Tiger Global Management, a New York-based investment firm, is reportedly looking to sell off hundreds of millions of dollars worth of private companies in the secondary market. According to sources familiar with the matter, the majority of the firm’s assets are in startups, with investments in hundreds of venture-backed companies, including ByteDance, Snyk, Discord, Chime, and Stripe, which was founded by Irish brothers John and Patrick Collison. The Financial Times reported on Sunday that Tiger Global has hired an adviser to explore options for selling a portion of its assets.
The move comes as Tiger Global, like many of its peers, is facing one of the most challenging periods that venture investors have seen in years. In recent years, investors have poured money into splashy startups, driving up their valuations, only to experience a tech swoon last year. Tiger Global marked down its venture investments by about 33% in 2019, resulting in a $23bn decline in value. Now, with fewer companies going public, investors are turning to the secondary market to find an exit. They may seek liquidity for several reasons, including providing distributions to clients, funding add-on investments to existing portfolio companies, or divesting from companies they don’t believe will bounce back fast enough.
Tiger Global has not commented on the reports. The investment firm managed $51bn (€47bn) at the beginning of the year and has been a major player in the startup world, with a reputation for making big bets on promising young companies. The firm’s founder, Chase Coleman, is known for his early investments in companies like Facebook and LinkedIn. However, the recent downturn in the market has hit Tiger Global hard, and the firm is now looking for ways to recover its losses.

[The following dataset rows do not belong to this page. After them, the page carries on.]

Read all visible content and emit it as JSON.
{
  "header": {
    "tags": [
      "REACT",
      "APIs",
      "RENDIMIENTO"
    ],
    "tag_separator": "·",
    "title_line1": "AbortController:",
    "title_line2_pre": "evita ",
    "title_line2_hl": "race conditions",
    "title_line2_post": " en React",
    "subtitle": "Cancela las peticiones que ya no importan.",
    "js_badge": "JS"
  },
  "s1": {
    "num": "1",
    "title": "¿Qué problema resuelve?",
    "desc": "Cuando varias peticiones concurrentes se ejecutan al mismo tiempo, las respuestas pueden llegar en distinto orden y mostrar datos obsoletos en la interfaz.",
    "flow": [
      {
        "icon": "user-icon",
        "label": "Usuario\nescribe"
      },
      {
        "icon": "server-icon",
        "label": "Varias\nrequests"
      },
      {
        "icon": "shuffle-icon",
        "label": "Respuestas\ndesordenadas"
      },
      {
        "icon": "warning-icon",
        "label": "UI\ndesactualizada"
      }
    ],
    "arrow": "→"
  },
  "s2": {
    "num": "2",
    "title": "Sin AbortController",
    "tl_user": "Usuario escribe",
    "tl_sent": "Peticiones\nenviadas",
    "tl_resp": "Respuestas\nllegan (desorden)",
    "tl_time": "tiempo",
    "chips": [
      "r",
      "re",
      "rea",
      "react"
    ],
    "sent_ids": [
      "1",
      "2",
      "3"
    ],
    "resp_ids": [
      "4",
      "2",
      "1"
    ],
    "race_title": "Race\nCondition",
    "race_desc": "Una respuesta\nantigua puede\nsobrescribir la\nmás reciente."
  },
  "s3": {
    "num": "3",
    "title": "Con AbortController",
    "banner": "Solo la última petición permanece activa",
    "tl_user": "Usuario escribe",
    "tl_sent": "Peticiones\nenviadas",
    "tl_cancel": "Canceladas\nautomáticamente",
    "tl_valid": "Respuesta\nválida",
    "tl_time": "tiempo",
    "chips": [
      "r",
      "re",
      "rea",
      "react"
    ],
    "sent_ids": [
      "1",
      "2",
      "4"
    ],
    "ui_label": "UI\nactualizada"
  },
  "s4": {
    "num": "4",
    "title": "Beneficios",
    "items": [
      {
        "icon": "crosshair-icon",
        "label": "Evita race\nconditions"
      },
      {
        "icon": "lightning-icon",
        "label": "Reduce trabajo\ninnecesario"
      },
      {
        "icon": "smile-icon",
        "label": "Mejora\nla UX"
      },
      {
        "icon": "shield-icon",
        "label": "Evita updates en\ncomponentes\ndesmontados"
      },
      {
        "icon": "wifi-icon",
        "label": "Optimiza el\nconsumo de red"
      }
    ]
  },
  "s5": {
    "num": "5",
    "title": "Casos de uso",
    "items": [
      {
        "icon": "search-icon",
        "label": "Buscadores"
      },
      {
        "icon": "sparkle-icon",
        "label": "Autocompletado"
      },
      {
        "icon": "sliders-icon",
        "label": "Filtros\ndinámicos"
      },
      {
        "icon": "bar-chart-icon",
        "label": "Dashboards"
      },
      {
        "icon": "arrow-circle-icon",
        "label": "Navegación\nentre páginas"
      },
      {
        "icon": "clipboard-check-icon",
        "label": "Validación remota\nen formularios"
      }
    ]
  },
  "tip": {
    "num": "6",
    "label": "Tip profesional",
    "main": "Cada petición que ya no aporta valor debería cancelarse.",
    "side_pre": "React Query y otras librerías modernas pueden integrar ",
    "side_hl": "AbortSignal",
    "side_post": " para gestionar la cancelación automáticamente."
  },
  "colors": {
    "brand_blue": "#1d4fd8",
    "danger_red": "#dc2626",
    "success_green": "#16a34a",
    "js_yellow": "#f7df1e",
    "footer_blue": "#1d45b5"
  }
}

The secondary market has become an increasingly popular way for investors to exit their positions in private companies. In recent years, companies have been staying private for longer, and many of them have been able to raise large amounts of capital without going public. This has created a backlog of private companies that investors are looking to sell, and the secondary market has emerged as a way to provide liquidity to these investors. The market allows investors to sell their shares to other investors, providing an exit without the need for an IPO.
While the secondary market can be a good option for investors looking to exit, it can also be risky. The market is largely unregulated, and there is often limited information available about the companies being traded. This can make it difficult for investors to accurately value their holdings and can lead to unexpected losses. However, for investors like Tiger Global, who are looking to recover losses from a difficult year, the secondary market may be the best option available.